Yapılan yargılamaya, toplanıp karar yerinde gösterilen delillere, mahkemenin kovuşturma sonuçlarına uygun olarak oluşan kanaat ve takdirine, incelenen dosya kapsamına göre, katılanlar vekilleri ve sanıklar müdafiilerinin temyiz itirazlarının reddiyle hükümlerin ONANMASINA,
3- Sanıklar ..., ..., ..., ..., ... hakkında nitelikli dolandırıcılık ve resmi belgede sahtecilik suçlarından kurulan mahkumiyet hükümlerine yönelik temyiz taleplerinin incelenmesinde;
Sanıklar ..., ... ve ..."in satış işlemi ile ilgili olarak sahte belgelerin tanzimi, murise ait eski kayıtların elde edilmesi, katılan ... adına ..."in fotoğrafı bulunan sahte nüfus cüzdanının temini, bu nüfus cüzdanı ile talep belgesinin muhtarlıktan alınıp sanık ..."e verilmesi ve sanık ..."i katılanlar ile bir araya getirmeleri aşamalarında birlikte hareket etmiş olmaları, tapu işlemleri, para alış verişi ve bonoların tanzimi sürecinde sanık ..."ın kendisini avukat olarak tanıtıp, sanık ..."ın yanında bulunarak işlemlerin takibini sağladığının anlaşılması karşısında mahkumiyetlerine yönelik mahkemenin kabulünde isabetsizlik görülmemiştir.
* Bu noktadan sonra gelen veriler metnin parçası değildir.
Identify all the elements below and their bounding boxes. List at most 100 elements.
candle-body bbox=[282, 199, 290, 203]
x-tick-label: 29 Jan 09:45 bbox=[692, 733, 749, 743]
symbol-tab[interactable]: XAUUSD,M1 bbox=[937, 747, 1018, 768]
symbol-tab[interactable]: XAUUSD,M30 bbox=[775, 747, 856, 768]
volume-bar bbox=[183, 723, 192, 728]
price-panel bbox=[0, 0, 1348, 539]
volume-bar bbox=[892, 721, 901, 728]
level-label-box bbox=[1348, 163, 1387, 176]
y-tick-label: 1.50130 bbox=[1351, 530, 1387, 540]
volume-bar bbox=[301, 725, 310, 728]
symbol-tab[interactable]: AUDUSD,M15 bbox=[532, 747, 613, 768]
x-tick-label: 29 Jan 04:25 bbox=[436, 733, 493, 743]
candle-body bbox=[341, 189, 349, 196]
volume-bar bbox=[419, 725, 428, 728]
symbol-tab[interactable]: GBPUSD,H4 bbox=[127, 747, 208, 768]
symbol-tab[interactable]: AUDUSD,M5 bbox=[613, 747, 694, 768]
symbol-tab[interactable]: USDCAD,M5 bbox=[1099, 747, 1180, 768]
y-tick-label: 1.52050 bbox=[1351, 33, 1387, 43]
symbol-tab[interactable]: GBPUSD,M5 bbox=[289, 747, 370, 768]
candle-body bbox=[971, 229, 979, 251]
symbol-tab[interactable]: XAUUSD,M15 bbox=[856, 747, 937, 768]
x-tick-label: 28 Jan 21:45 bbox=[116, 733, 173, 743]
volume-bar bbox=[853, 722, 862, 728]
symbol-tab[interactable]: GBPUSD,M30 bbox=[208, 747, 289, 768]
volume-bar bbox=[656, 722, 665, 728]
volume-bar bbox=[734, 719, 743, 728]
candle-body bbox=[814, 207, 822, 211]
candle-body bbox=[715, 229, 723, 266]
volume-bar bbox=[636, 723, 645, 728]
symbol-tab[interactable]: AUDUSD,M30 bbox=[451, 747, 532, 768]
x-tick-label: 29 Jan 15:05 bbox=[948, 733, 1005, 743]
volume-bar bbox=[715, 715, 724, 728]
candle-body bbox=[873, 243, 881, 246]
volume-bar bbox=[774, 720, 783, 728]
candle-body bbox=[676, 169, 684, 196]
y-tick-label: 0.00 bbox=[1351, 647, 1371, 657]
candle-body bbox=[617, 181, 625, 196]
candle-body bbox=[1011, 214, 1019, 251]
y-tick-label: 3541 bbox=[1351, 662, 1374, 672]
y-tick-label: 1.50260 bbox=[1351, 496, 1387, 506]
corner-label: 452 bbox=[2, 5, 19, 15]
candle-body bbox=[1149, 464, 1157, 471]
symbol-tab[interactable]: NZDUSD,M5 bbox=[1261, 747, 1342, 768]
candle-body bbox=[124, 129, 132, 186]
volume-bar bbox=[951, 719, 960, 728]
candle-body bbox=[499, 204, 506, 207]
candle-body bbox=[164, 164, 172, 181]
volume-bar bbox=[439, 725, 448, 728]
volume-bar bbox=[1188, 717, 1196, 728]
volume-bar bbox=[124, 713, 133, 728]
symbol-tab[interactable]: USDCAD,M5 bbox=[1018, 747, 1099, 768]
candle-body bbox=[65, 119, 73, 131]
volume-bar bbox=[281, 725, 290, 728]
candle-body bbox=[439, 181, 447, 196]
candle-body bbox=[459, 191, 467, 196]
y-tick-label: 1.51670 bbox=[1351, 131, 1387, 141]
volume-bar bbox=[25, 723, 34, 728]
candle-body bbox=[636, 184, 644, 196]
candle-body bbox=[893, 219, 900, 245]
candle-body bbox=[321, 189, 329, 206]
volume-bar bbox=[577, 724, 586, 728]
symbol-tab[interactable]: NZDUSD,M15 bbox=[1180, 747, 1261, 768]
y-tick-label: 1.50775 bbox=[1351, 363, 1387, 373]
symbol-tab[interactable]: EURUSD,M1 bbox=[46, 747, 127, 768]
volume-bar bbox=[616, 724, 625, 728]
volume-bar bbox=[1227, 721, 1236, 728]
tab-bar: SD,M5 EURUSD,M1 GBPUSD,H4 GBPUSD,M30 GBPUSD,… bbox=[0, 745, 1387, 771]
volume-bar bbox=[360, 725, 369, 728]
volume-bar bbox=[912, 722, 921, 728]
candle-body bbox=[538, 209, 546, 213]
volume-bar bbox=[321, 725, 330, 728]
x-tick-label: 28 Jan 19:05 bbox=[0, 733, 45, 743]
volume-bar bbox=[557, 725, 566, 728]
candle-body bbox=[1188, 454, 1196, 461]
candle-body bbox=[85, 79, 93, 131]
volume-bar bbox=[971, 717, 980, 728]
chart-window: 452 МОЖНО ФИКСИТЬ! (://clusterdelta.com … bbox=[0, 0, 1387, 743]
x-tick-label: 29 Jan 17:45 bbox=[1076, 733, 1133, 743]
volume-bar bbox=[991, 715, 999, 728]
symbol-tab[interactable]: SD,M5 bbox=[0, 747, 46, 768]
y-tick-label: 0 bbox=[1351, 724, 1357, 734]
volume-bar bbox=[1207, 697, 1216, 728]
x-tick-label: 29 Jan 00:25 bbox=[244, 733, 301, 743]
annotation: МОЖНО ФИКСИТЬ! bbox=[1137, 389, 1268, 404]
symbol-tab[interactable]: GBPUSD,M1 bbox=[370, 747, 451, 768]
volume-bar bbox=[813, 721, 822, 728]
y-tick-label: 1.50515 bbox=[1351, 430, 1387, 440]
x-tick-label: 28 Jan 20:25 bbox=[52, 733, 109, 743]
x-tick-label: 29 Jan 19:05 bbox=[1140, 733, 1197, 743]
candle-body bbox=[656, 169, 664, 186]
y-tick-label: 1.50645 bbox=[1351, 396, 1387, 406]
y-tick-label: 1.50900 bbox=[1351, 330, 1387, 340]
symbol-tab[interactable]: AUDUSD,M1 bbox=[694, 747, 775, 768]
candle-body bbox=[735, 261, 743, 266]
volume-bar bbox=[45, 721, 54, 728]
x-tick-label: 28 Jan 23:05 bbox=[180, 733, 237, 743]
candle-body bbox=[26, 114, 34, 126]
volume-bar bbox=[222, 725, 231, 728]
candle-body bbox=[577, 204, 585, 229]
Yapılan yargılamaya, toplanıp karar yerinde gösterilen delillere, mahkemenin kovuşturma sonuçlarına uygun olarak oluşan kanaat ve takdirine, incelenen dosya kapsamına göre yerinde görülmeyen sair temyiz itirazlarının reddine, ancak;
a) Yargıtay Ceza Genel Kurulu"nun 18.06.2013 tarih ve 2012/15-1351-2013/328 E-K sayılı ilamında da vurgulandığı üzere, kanun koyucu, cezanın kişiselleştirilmesinin sağlanması bakımından hâkime somut olayın özellikleri ve işlenen fiilin ağırlığıyla orantılı bir şekilde gerekçesini de göstererek iki sınır arasında temel cezayı belirleme yetki ve görevini yüklemiştir. Ancak, hâkimin temel cezayı belirlerken dayandığı gerekçe, bu düzenlemelere uygun olarak; suçun işleniş biçimi, suçun işlenmesinde kullanılan araçlar, suçun işlendiği zaman ve yer, suç konusunun önem ve değeri, meydana gelen zarar veya tehlikenin ağırlığı, failin kast veya taksire dayalı kusurunun ağırlığı, güttüğü amaç ve saik ile dosya içeriğine yansıyan bilgi ve belgelerin isabetli biçimde değerlendirildiğini gösterir biçimde yasal ve yeterli olmalıdır. Bu açıklamalar ışığında, sanıkların suç kastının yoğunluğu ve katılanlardan elde edilen menfaat miktarı göz önünde bulundurularak, hüküm kurulurken, TCK"nın 3/1. maddesi uyarınca işlenen fiilin ağırlığıyla orantılı olacak şekilde takdir hakkının kullanılması suretiyle alt ve üst sınırlar arasında bir belirleme yapılması gerekirken, 5237 sayılı TCK"nın 61. maddesinde sayılan kriterler esas alınmadan, hak ve nesafet kuralları ile orantılılık ilkesine aykırı olarak hapis cezasının alt sınırdan daha fazla uzaklaşılmak suretiyle tayin edilmesi gerekirken yazılı şekilde eksik cezaya hükmolunması ve ayrıca sanıklar hakkında nitelikli dolandırıcılık ve resmi belgede sahtecilik suçlarından kurulan mahkumiyet hükümlerinin gerekçesinde alt sınırdan ceza tayini uygun görülmüş olduğu belirtilmesine rağmen hüküm kısmında alt sınırdan uzaklaşılıp teşdit uygulanarak çelişkiye düşülmek suretiyle 5271 sayılı CMK"nın 230. maddesine aykırılık oluşturulması,
b) Adli sicil kayıtlarına göre sanık ..."ın Antalya 4. Asliye Ceza Mahkemesi"nin 2005/156 esas, 2007/1050 karar sayılı ilamı ile 19/03/2008 tarihinde kesinleşen hapisten çevrili adli para cezası ile sanık ..."in Nevşehir Ağır Ceza Mahkemesi"nin 2008/6-99 karar sayılı ilamı ile 24/06/2008 tarihinde kesinleşen hapis cezası bulunması karşısında tekerrüre esas mahkumiyeti bulunan sanıklar hakkında 5237 sayılı TCK"nın 58/6. maddesi uyarınca mükerrirlere özgü infaz rejiminin uygulanmasına karar verilmemesi,
Kanuna aykırı olup, katılanlar vekilleri ile sanıklar müdafiilerinin temyiz itirazları bu nedenle yerinde görüldüğünden, 5320 sayılı Kanun"un 8/1. maddesi gereğince uygulanması gereken 1412 sayılı CMUK"nın 321. maddesi uyarınca, hükümlerin BOZULMASINA, 06/02/2018 tarihinde oybirliğiyle karar verildi.